The RIBA competition, backed by NuGen, a joint venture by Japanese multinational conglomerate Toshiba and French utility company ENGIE, opened in January 2016 and sought ideas for the 200ha site’s visitor centre, an office block, workers’ accommodation and masterplan. Shortlisted firms include Reiach and Hall Architects, William Matthews Associates, FaulknerBrowns Architects and Graeme Massie Architects.
The review comes as ENGIE, which owned a 40 per cent stake in NuGen, triggered a clause that forced 60 per cent-stakeholder Toshiba to buy its 40 per cent share.
NuGen said it was carrying out a company-wide review of its options following ‘shareholder and vendor challenges on the project’. In a statement, the developer said: ‘NuGen is confident that the review will lead them to an outcome that provides a more robust, stable and sustainable platform to meet its commitment to deliver the next generation of nuclear baseload for the UK.’

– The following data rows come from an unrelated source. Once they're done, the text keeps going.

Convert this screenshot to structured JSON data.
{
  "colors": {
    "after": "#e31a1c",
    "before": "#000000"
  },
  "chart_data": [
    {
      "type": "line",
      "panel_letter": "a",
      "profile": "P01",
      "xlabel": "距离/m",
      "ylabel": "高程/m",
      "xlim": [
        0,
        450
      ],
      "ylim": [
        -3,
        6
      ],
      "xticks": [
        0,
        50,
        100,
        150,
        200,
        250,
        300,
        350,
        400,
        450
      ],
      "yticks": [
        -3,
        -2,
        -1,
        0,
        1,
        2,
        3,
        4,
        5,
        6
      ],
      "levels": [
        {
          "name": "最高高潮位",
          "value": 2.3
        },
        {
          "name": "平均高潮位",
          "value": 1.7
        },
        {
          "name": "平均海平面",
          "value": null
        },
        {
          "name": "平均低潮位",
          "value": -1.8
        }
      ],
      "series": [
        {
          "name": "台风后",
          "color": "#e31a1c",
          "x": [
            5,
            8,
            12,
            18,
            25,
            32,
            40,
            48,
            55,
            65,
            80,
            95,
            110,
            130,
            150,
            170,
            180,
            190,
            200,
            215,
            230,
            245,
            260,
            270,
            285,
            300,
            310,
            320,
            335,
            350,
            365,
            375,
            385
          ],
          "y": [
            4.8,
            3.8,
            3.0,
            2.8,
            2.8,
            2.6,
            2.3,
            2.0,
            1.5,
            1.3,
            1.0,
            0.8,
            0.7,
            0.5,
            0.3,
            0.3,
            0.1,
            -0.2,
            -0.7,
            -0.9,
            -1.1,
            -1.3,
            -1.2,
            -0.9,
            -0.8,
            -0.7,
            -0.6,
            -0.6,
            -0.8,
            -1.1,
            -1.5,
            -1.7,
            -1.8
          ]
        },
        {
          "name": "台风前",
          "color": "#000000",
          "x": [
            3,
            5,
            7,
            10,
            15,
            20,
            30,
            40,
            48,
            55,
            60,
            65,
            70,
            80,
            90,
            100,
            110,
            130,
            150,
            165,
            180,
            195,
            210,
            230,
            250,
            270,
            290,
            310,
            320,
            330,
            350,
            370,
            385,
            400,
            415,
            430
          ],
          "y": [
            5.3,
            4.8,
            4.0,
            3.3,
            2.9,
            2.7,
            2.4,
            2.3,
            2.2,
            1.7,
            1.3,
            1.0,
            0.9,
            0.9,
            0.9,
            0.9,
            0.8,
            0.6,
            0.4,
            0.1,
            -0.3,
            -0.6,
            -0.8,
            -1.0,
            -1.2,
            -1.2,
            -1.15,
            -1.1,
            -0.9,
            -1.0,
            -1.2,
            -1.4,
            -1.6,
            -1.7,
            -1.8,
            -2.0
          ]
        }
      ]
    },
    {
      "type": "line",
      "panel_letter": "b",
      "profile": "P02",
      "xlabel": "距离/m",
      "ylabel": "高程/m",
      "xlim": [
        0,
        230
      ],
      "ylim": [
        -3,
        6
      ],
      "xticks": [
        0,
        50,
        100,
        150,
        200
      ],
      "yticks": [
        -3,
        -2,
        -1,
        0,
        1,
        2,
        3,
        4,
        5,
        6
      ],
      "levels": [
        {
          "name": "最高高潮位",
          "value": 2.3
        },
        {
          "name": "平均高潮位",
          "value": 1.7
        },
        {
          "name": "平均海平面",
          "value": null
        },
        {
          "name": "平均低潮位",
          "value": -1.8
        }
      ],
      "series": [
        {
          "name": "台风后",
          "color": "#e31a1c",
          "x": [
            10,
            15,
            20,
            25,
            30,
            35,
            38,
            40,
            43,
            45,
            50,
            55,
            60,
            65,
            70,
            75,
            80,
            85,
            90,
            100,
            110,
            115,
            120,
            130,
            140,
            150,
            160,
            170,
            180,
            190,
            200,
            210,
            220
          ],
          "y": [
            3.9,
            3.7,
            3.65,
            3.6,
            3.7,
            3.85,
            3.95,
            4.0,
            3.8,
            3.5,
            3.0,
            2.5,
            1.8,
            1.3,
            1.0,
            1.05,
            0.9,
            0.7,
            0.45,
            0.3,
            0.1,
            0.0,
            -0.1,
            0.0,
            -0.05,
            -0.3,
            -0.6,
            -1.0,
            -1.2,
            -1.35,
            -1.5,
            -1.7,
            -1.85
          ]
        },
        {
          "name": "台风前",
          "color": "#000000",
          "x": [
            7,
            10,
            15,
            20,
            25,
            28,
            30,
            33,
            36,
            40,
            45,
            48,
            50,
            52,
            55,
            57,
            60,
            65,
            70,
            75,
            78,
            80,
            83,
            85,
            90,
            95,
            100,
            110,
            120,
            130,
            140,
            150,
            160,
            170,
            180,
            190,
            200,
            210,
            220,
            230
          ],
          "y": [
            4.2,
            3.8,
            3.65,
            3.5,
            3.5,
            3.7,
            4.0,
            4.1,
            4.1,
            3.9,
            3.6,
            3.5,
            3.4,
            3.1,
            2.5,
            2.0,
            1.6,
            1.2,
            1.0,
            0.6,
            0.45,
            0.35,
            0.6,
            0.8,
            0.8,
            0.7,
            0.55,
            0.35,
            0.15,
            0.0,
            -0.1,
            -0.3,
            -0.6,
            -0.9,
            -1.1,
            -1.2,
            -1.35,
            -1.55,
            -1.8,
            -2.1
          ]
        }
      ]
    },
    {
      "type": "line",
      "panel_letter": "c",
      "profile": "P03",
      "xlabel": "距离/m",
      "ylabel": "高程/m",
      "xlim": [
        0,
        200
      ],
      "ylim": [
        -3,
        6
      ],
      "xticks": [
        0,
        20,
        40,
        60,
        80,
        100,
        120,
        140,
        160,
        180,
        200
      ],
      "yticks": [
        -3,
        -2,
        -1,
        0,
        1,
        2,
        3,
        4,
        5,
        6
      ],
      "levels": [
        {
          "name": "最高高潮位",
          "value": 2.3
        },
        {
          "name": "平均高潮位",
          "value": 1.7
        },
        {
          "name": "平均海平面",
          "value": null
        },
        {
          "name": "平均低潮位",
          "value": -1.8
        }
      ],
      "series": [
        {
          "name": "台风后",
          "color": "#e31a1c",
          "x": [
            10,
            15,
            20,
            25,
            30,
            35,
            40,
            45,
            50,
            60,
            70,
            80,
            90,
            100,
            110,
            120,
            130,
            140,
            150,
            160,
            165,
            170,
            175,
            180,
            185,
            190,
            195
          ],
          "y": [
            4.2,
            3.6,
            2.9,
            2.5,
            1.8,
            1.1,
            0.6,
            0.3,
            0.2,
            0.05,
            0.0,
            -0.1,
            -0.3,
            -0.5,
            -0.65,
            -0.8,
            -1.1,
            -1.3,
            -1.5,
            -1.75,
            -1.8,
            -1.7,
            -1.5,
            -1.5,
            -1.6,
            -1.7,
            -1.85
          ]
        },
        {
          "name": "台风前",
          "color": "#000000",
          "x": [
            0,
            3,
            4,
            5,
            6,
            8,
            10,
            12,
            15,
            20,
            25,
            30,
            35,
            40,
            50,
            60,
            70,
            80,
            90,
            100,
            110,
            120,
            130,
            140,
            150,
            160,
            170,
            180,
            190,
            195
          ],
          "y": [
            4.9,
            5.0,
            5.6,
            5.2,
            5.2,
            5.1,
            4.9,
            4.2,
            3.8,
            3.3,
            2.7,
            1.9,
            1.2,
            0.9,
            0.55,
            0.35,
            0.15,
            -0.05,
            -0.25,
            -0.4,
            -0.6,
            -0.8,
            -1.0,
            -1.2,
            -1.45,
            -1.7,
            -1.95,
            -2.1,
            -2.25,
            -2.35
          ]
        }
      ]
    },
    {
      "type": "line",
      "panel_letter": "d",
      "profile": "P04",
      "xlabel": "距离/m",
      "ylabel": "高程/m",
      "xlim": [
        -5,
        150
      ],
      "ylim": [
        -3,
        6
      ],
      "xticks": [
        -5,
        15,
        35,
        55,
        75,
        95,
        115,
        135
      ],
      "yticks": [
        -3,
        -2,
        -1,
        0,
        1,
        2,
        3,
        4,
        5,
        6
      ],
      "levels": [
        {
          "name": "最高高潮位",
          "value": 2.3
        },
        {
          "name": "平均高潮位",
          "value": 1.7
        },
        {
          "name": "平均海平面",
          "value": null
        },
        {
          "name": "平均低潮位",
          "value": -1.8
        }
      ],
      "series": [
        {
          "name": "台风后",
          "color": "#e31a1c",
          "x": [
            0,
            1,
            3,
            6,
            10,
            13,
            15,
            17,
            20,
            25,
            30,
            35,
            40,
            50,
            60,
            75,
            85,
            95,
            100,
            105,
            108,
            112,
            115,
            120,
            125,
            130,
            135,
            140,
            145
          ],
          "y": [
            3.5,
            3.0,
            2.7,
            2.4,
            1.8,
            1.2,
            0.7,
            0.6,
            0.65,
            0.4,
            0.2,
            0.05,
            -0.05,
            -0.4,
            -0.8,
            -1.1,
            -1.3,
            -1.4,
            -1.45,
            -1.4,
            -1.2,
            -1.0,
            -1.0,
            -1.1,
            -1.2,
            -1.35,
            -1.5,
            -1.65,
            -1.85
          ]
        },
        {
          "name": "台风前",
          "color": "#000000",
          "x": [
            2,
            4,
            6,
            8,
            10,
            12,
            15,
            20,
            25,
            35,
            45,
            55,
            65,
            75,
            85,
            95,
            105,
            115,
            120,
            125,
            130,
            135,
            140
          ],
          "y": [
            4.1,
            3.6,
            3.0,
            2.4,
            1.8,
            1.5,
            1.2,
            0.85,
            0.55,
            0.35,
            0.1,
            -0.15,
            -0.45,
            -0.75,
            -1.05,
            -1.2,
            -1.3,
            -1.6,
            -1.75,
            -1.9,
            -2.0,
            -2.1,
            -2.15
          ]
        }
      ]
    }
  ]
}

The statement continued: ‘In line with this strategic review, work in this design area has now paused as NuGen concentrates its activities in transitioning the company as part of this wider review. NuGen is communicating with the companies involved in the design competition to keep them informed, and with the potential to formalise the relationship, if possible once the outcome of the strategic review is clear.’
NuGen said it remained a key player in the UK nuclear industry and was confident the review would provide a more robust, stable and sustainable platform to deliver the project, The Times reported on Sunday.
ENGIE pulled out in April more than a month after Toshiba posted losses of £2.7 billion and announced a review of its global nuclear business. Toshiba, now the sole owner of NuGen, has been beset with financial difficulties recently, largely brought on by problems in its US reactor arm, Westinghouse. Westinghouse, which is expected to supply Moorside with three AP100 reactors, last month filed for bankruptcy following a number of ill-fated construction projects in the USA.
Following its global review, Toshiba confirmed it would remain involved in the development of the Moorside project but ruled out playing any part in its construction.
Planned to complete in 2025, the 3.6GW triple-reactor – designed by Scott Brownrigg – will produce almost 7 per cent of the UK’s total electricity needs when it comes online. About 4,000 new homes, a railway station, health centre and other amenities were originally planned to cater for the plant’s workforce.
A separate competition – organised by the Landscape Institute – was also launched in January 2016 to find ‘creative and sustainable’ proposals for the facility’s surroundings but no winner has been announced. Shortlisted were: Iteriad with Stephenson Halliday and Charles and Lily Jencks; Aecom; One Creative Environments; Estell Warren; and HEPLA.
The two competitions together had a £20,000 prize fund, with the winning architect and landscape architect originally set to receive £5,000 each and a chance to bid for work on the scheme.
Judges in the RIBA contest included Terry Farrell, Simon Hudspith of Panter Hudspith Architects and former Lake District National Park Authority chief executive Paul Tiplady.